Testing: after all this, we have a filesystem filled with an updated system, created pretty much as if we were building a jail. Make sure devfs is mounted in there, and you can actually use it. Let’s assume you have an interface configured with IP for the jail to run with. You could run a shell in there:

jail /mnt/newsys newsys /bin/sh

You could even use the traditional /etc/rc instead of /bin/sh to bring the whole jail up, but this is fraught with peril. As in “Danger, Will Robinson!” This is particularly so when the jail and the running system do not share a kernel version. I experimented with a 7-STABLE system and an 8-STABLE jail, and noted the following (these are not bugs):

  • ls works, but ls -la fails with “unsupported system call”.
  • uname reports the kernel version of the running system, so pkg_add -r will use the running system, not the new system, as a source for packages. Fetch them manually.
  • Some shell constructs just hang. I tried to build the libtool22 port and it hung with /bin/sh spinning at 100%. Again, probably a syscall problem.

On the other hand, being able to check that the new system is functional enough to compile something is useful.
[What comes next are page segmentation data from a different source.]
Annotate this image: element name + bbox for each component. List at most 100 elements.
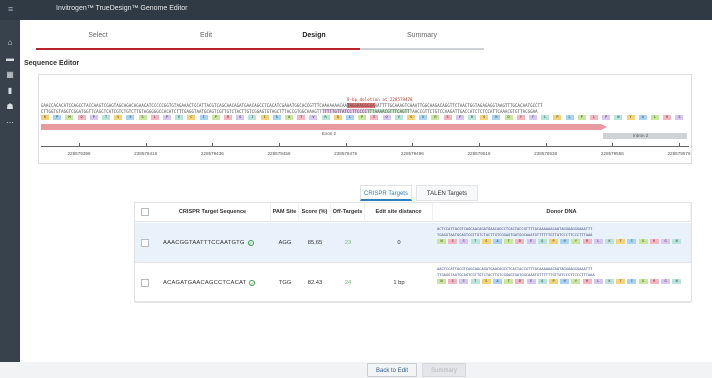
ruler-position-label: 228579556 xyxy=(600,151,624,156)
check-circle-icon: ✓ xyxy=(247,240,254,246)
table-row[interactable]: ACAGATGAACAGCCTCACAT ✓ TGG 82.43 24 1 bp… xyxy=(135,263,691,303)
donor-amino-acid: S xyxy=(448,239,458,244)
step-edit[interactable]: Edit xyxy=(144,26,268,50)
donor-amino-acid: T xyxy=(504,239,514,244)
donor-amino-acid: L xyxy=(593,239,603,244)
off-targets-link[interactable]: 23 xyxy=(331,223,365,263)
crispr-targets-table: CRISPR Target Sequence PAM Site Score (%… xyxy=(134,202,692,303)
amino-acid: E xyxy=(175,115,184,120)
donor-amino-acid: T xyxy=(616,239,626,244)
step-summary[interactable]: Summary xyxy=(360,26,484,50)
document-icon[interactable]: ▮ xyxy=(5,86,15,96)
donor-amino-acid: N xyxy=(672,279,682,284)
amino-acid: K xyxy=(41,115,49,120)
users-icon[interactable]: ☗ xyxy=(5,102,15,112)
score-cell: 85.65 xyxy=(307,240,323,246)
amino-acid: T xyxy=(297,115,306,120)
donor-amino-acid: R xyxy=(649,239,659,244)
more-icon[interactable]: ⋯ xyxy=(5,118,15,128)
donor-amino-acid: Q xyxy=(537,239,547,244)
step-design[interactable]: Design xyxy=(252,26,376,50)
main-content: Select Edit Design Summary Sequence Edit… xyxy=(20,20,712,377)
amino-acid: R xyxy=(492,115,501,120)
amino-acid: P xyxy=(455,115,464,120)
tab-talen-targets[interactable]: TALEN Targets xyxy=(416,185,478,201)
column-header[interactable]: PAM Site xyxy=(271,203,299,222)
step-select[interactable]: Select xyxy=(36,26,160,50)
edit-distance-cell: 1 bp xyxy=(393,280,405,286)
amino-acid: S xyxy=(126,115,135,120)
tab-crispr-targets[interactable]: CRISPR Targets xyxy=(360,185,412,201)
sequence-top-strand: GAACCACACATCCAGCCTACCAAGTCGAGTAGCAGACAGA… xyxy=(41,103,543,108)
ruler-tick xyxy=(145,143,147,146)
table-header: CRISPR Target Sequence PAM Site Score (%… xyxy=(135,203,691,222)
donor-amino-acid: R xyxy=(582,239,592,244)
amino-acid: R xyxy=(431,115,440,120)
app-header: ≡ Invitrogen™ TrueDesign™ Genome Editor xyxy=(0,0,712,20)
amino-acid: P xyxy=(53,115,62,120)
amino-acid: L xyxy=(346,115,354,120)
ruler-tick xyxy=(412,143,414,146)
donor-amino-acid: H xyxy=(560,239,570,244)
target-sequence: AAACGGTAATTTCCAATGTG xyxy=(163,240,245,246)
column-header[interactable]: Score (%) xyxy=(299,203,331,222)
select-all-checkbox[interactable] xyxy=(141,208,149,216)
donor-amino-acid: T xyxy=(470,239,480,244)
donor-amino-acid: T xyxy=(616,279,626,284)
donor-amino-acid: Y xyxy=(571,239,581,244)
pam-site-cell: TGG xyxy=(278,280,292,286)
exon-feature[interactable] xyxy=(41,124,607,130)
check-circle-icon: ✓ xyxy=(249,280,256,286)
exon-label: Exon 2 xyxy=(322,131,337,136)
sequence-viewer[interactable]: 8-bp deletion at 228579478 GAACCACACATCC… xyxy=(38,74,692,164)
donor-amino-acid: P xyxy=(549,239,558,244)
workflow-steps: Select Edit Design Summary xyxy=(20,20,712,58)
ruler-position-label: 228579456 xyxy=(267,151,291,156)
row-checkbox[interactable] xyxy=(141,239,149,247)
row-checkbox[interactable] xyxy=(141,279,149,287)
ruler-tick xyxy=(545,143,547,146)
position-ruler xyxy=(41,146,689,147)
donor-amino-acid: R xyxy=(649,279,659,284)
amino-acid: S xyxy=(272,115,281,120)
donor-dna-cell: ACTCCATTACGTCAGCAACAGATGAACAGCCTCACTACCG… xyxy=(437,226,689,245)
amino-acid: P xyxy=(577,115,586,120)
amino-acid: M xyxy=(65,115,74,120)
ruler-position-label: 228579476 xyxy=(334,151,358,156)
amino-acid: S xyxy=(675,115,684,120)
amino-acid: A xyxy=(285,115,293,120)
amino-acid: P xyxy=(553,115,562,120)
donor-amino-acid: D xyxy=(515,239,525,244)
amino-acid: L xyxy=(150,115,159,120)
back-to-edit-button[interactable]: Back to Edit xyxy=(367,363,417,377)
donor-amino-acid: S xyxy=(481,239,491,244)
ruler-position-label: 228579576 xyxy=(667,151,691,156)
column-header[interactable]: Edit site distance xyxy=(365,203,433,222)
column-header[interactable]: CRISPR Target Sequence xyxy=(155,203,271,222)
amino-acid: Y xyxy=(516,115,525,120)
amino-acid: I xyxy=(260,115,269,120)
donor-amino-acid: G xyxy=(638,239,648,244)
column-header[interactable]: Off-Targets xyxy=(331,203,365,222)
amino-acid: L xyxy=(590,115,598,120)
summary-button[interactable]: Summary xyxy=(422,363,466,377)
amino-acid: S xyxy=(138,115,147,120)
amino-acid: P xyxy=(89,115,98,120)
table-row[interactable]: AAACGGTAATTTCCAATGTG ✓ AGG 85.65 23 0 AC… xyxy=(135,223,691,263)
column-header[interactable]: Donor DNA xyxy=(433,203,691,222)
intron-label: Intron 2 xyxy=(633,133,649,138)
sequence-bottom-strand: CTTGGTGTAGGTCGGATGGTTCAGCTCATCGTCTGTCTTG… xyxy=(41,109,538,114)
menu-icon[interactable]: ≡ xyxy=(8,5,17,14)
ruler-tick xyxy=(345,143,347,146)
folder-icon[interactable]: ▬ xyxy=(5,54,15,64)
off-targets-link[interactable]: 24 xyxy=(331,263,365,303)
score-cell: 82.43 xyxy=(307,280,323,286)
amino-acid: R xyxy=(663,115,672,120)
donor-amino-acid: T xyxy=(470,279,480,284)
home-icon[interactable]: ⌂ xyxy=(5,38,15,48)
amino-acid: I xyxy=(199,115,208,120)
grid-icon[interactable]: ▦ xyxy=(5,70,15,80)
donor-amino-acid: T xyxy=(504,279,514,284)
amino-acid: P xyxy=(358,115,367,120)
amino-acid: L xyxy=(541,115,550,120)
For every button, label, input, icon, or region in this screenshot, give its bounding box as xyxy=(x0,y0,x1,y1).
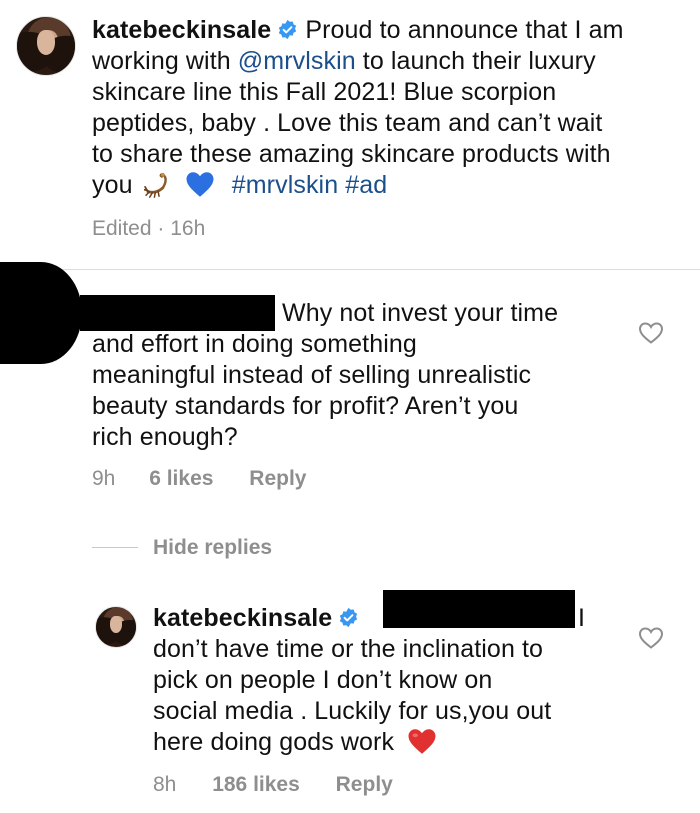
reply-line-3: pick on people I don’t know on xyxy=(153,666,493,694)
comment-line-2: and effort in doing something xyxy=(92,330,417,358)
reply-likes[interactable]: 186 likes xyxy=(212,773,300,796)
caption-text-3: to launch their luxury xyxy=(362,47,596,75)
post-divider xyxy=(0,269,700,270)
caption-text-2: working with xyxy=(92,47,231,75)
blue-heart-emoji-icon xyxy=(186,172,214,197)
reply-line-5: here doing gods work xyxy=(153,727,623,758)
reply-time: 8h xyxy=(153,773,177,796)
comment-meta: 9h 6 likes Reply xyxy=(92,466,306,492)
hide-replies-button[interactable]: Hide replies xyxy=(153,535,272,561)
like-heart-outline-icon[interactable] xyxy=(638,626,664,650)
caption-line-2: working with @mrvlskin to launch their l… xyxy=(92,46,692,77)
red-heart-emoji-icon xyxy=(408,729,436,754)
comment-line-4: beauty standards for profit? Aren’t you xyxy=(92,392,519,420)
mention-link[interactable]: @mrvlskin xyxy=(238,47,356,75)
comment-line-3: meaningful instead of selling unrealisti… xyxy=(92,361,532,389)
reply-username[interactable]: katebeckinsale xyxy=(153,604,332,632)
verified-badge-icon xyxy=(340,607,358,628)
reply-first-line-tail: I xyxy=(578,604,586,632)
comment-reply-button[interactable]: Reply xyxy=(249,467,306,490)
comment-likes[interactable]: 6 likes xyxy=(149,467,213,490)
reply-line-2: don’t have time or the inclination to xyxy=(153,635,544,663)
post-username[interactable]: katebeckinsale xyxy=(92,16,271,44)
comment-text: Why not invest your time and effort in d… xyxy=(92,298,612,453)
reply-author-avatar[interactable] xyxy=(95,606,137,648)
verified-badge-icon xyxy=(279,19,297,40)
reply-line-4: social media . Luckily for us,you out xyxy=(153,697,552,725)
comment-line-5: rich enough? xyxy=(92,423,238,451)
caption-text-1: Proud to announce that I am xyxy=(305,16,624,44)
post-author-avatar[interactable] xyxy=(16,16,76,76)
comment-line-1: Why not invest your time xyxy=(282,299,559,327)
caption-line-3: skincare line this Fall 2021! Blue scorp… xyxy=(92,78,557,106)
redacted-avatar xyxy=(0,262,82,364)
scorpion-emoji-icon xyxy=(142,172,167,198)
caption-line-1: katebeckinsale Proud to announce that I … xyxy=(92,15,692,46)
caption-line-6: you #mrvlskin #ad xyxy=(92,170,692,201)
reply-reply-button[interactable]: Reply xyxy=(336,773,393,796)
caption-line-5: to share these amazing skincare products… xyxy=(92,140,611,168)
hashtags[interactable]: #mrvlskin #ad xyxy=(232,171,388,199)
caption-text-you: you xyxy=(92,171,133,199)
replies-separator xyxy=(92,547,138,548)
post-caption: katebeckinsale Proud to announce that I … xyxy=(92,15,692,201)
reply-line-1: katebeckinsale I xyxy=(153,603,623,634)
post-meta: Edited · 16h xyxy=(92,217,206,240)
caption-line-4: peptides, baby . Love this team and can’… xyxy=(92,109,603,137)
reply-text: katebeckinsale I don’t have time or the … xyxy=(153,603,623,758)
like-heart-outline-icon[interactable] xyxy=(638,321,664,345)
reply-meta: 8h 186 likes Reply xyxy=(153,772,393,798)
reply-text-last: here doing gods work xyxy=(153,728,395,756)
comment-time: 9h xyxy=(92,467,116,490)
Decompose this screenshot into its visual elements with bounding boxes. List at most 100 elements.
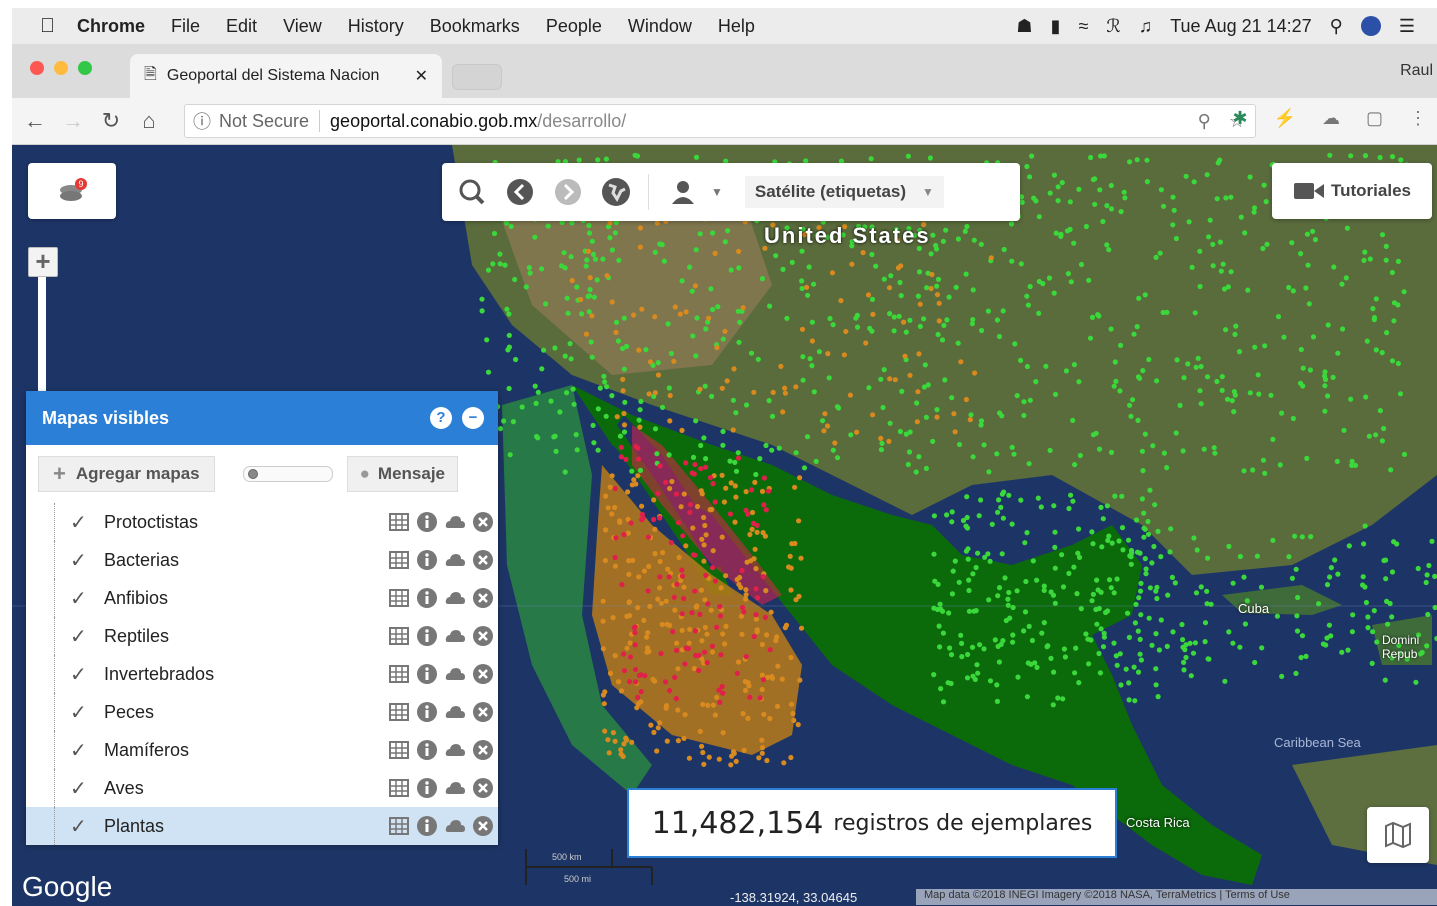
map-view[interactable]: United States Cuba Domini Repub Caribbea… xyxy=(12,145,1437,906)
layer-checkbox[interactable]: ✓ xyxy=(70,586,92,611)
info-icon[interactable] xyxy=(416,777,438,799)
info-icon[interactable] xyxy=(416,815,438,837)
remove-layer-icon[interactable] xyxy=(472,663,494,685)
table-icon[interactable] xyxy=(388,587,410,609)
info-icon[interactable] xyxy=(416,701,438,723)
opacity-slider-handle[interactable] xyxy=(247,469,258,479)
table-icon[interactable] xyxy=(388,549,410,571)
cloud-download-icon[interactable] xyxy=(444,511,466,533)
home-icon[interactable]: ☗ xyxy=(1016,16,1032,37)
notification-center-icon[interactable]: ☰ xyxy=(1399,16,1415,37)
forward-icon[interactable]: → xyxy=(58,108,88,134)
profile-name[interactable]: Raul xyxy=(1400,62,1433,80)
info-icon[interactable] xyxy=(416,587,438,609)
remove-layer-icon[interactable] xyxy=(472,587,494,609)
remove-layer-icon[interactable] xyxy=(472,739,494,761)
menu-file[interactable]: File xyxy=(171,16,200,37)
cloud-download-icon[interactable] xyxy=(444,663,466,685)
volume-icon[interactable]: ♫ xyxy=(1139,16,1153,37)
menu-app-chrome[interactable]: Chrome xyxy=(77,16,145,37)
battery-icon[interactable]: ▮ xyxy=(1051,16,1061,37)
apple-icon[interactable]:  xyxy=(40,15,55,38)
remove-layer-icon[interactable] xyxy=(472,549,494,571)
info-icon[interactable]: ⓘ xyxy=(193,108,211,134)
map-view-button[interactable] xyxy=(1367,807,1429,863)
extension-puzzle-icon[interactable]: ✱ xyxy=(1232,108,1247,129)
cloud-download-icon[interactable] xyxy=(444,587,466,609)
layer-checkbox[interactable]: ✓ xyxy=(70,814,92,839)
layer-row[interactable]: ✓ Peces xyxy=(26,693,498,731)
zoom-box-button[interactable] xyxy=(454,174,490,210)
add-maps-button[interactable]: + Agregar mapas xyxy=(38,456,215,492)
back-icon[interactable]: ← xyxy=(20,108,50,134)
info-icon[interactable] xyxy=(416,625,438,647)
layer-checkbox[interactable]: ✓ xyxy=(70,624,92,649)
remove-layer-icon[interactable] xyxy=(472,777,494,799)
cloud-download-icon[interactable] xyxy=(444,777,466,799)
zoom-in-button[interactable]: + xyxy=(28,247,58,277)
layers-button[interactable]: 9 xyxy=(28,163,116,219)
tab-geoportal[interactable]: 🗎 Geoportal del Sistema Nacion ✕ xyxy=(130,54,442,98)
extension-bolt-icon[interactable]: ⚡ xyxy=(1274,108,1296,129)
home-button-icon[interactable]: ⌂ xyxy=(134,108,164,134)
info-icon[interactable] xyxy=(416,549,438,571)
spotlight-search-icon[interactable]: ⚲ xyxy=(1330,16,1343,37)
bluetooth-icon[interactable]: ℛ xyxy=(1106,16,1120,37)
table-icon[interactable] xyxy=(388,777,410,799)
table-icon[interactable] xyxy=(388,701,410,723)
close-window-button[interactable] xyxy=(30,61,44,75)
message-button[interactable]: ● Mensaje xyxy=(346,456,459,492)
user-tools-chevron-down-icon[interactable]: ▼ xyxy=(711,185,723,199)
menu-edit[interactable]: Edit xyxy=(226,16,257,37)
zoom-icon[interactable]: ⚲ xyxy=(1198,111,1211,132)
chrome-menu-icon[interactable]: ⋮ xyxy=(1409,108,1427,129)
table-icon[interactable] xyxy=(388,511,410,533)
extension-square-icon[interactable]: ▢ xyxy=(1366,108,1383,129)
layer-checkbox[interactable]: ✓ xyxy=(70,662,92,687)
extension-cloud-icon[interactable]: ☁ xyxy=(1322,108,1340,129)
table-icon[interactable] xyxy=(388,663,410,685)
cloud-download-icon[interactable] xyxy=(444,549,466,571)
datetime[interactable]: Tue Aug 21 14:27 xyxy=(1170,16,1311,37)
table-icon[interactable] xyxy=(388,815,410,837)
layer-checkbox[interactable]: ✓ xyxy=(70,510,92,535)
layer-row[interactable]: ✓ Bacterias xyxy=(26,541,498,579)
menu-history[interactable]: History xyxy=(348,16,404,37)
cloud-download-icon[interactable] xyxy=(444,739,466,761)
info-icon[interactable] xyxy=(416,511,438,533)
menu-bookmarks[interactable]: Bookmarks xyxy=(430,16,520,37)
opacity-slider[interactable] xyxy=(242,466,333,482)
layer-row[interactable]: ✓ Reptiles xyxy=(26,617,498,655)
full-extent-button[interactable] xyxy=(598,174,634,210)
tutorials-button[interactable]: Tutoriales xyxy=(1272,163,1432,219)
siri-icon[interactable] xyxy=(1360,16,1381,36)
layer-checkbox[interactable]: ✓ xyxy=(70,776,92,801)
cloud-download-icon[interactable] xyxy=(444,815,466,837)
menu-window[interactable]: Window xyxy=(628,16,692,37)
layer-checkbox[interactable]: ✓ xyxy=(70,700,92,725)
layer-row[interactable]: ✓ Aves xyxy=(26,769,498,807)
menu-people[interactable]: People xyxy=(546,16,602,37)
remove-layer-icon[interactable] xyxy=(472,511,494,533)
layer-checkbox[interactable]: ✓ xyxy=(70,548,92,573)
cloud-download-icon[interactable] xyxy=(444,701,466,723)
layer-row[interactable]: ✓ Protoctistas xyxy=(26,503,498,541)
security-label[interactable]: Not Secure xyxy=(219,111,309,132)
table-icon[interactable] xyxy=(388,739,410,761)
layer-row[interactable]: ✓ Plantas xyxy=(26,807,498,845)
user-tools-button[interactable] xyxy=(665,174,701,210)
menu-view[interactable]: View xyxy=(283,16,322,37)
previous-view-button[interactable] xyxy=(502,174,538,210)
remove-layer-icon[interactable] xyxy=(472,701,494,723)
remove-layer-icon[interactable] xyxy=(472,625,494,647)
close-tab-icon[interactable]: ✕ xyxy=(415,66,428,86)
help-icon[interactable]: ? xyxy=(430,407,452,429)
layer-row[interactable]: ✓ Invertebrados xyxy=(26,655,498,693)
next-view-button[interactable] xyxy=(550,174,586,210)
info-icon[interactable] xyxy=(416,739,438,761)
remove-layer-icon[interactable] xyxy=(472,815,494,837)
layer-row[interactable]: ✓ Mamíferos xyxy=(26,731,498,769)
reload-icon[interactable]: ↻ xyxy=(96,108,126,134)
maximize-window-button[interactable] xyxy=(78,61,92,75)
table-icon[interactable] xyxy=(388,625,410,647)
Deployment: the last step is to reboot the machine into the new system. If you have a console (yay ILOM! or otherwise yay physical access!) it’s easy to babysit the system. In my testing I just swapped disks around (yay hot-swap SATA bays in my desktop machine!) but on the remote system, I’m going to want it to boot the boot manager from the first disk — which is now the old system disk attached as /dev/ad0 — then chain to the new bootloader on the new system disk /dev/ad4 and then boot from there.

Frankly, that’s something I have not tested or tried yet. I expect that the following will work: boot0cfg -s 5 -o noupdate -t 40 /dev/ad0 ; bootcfg -s 1 -o noupdate -t 40 to chain from one to the next with 2-second timeouts on both, but again: not tested. Yay ILOM.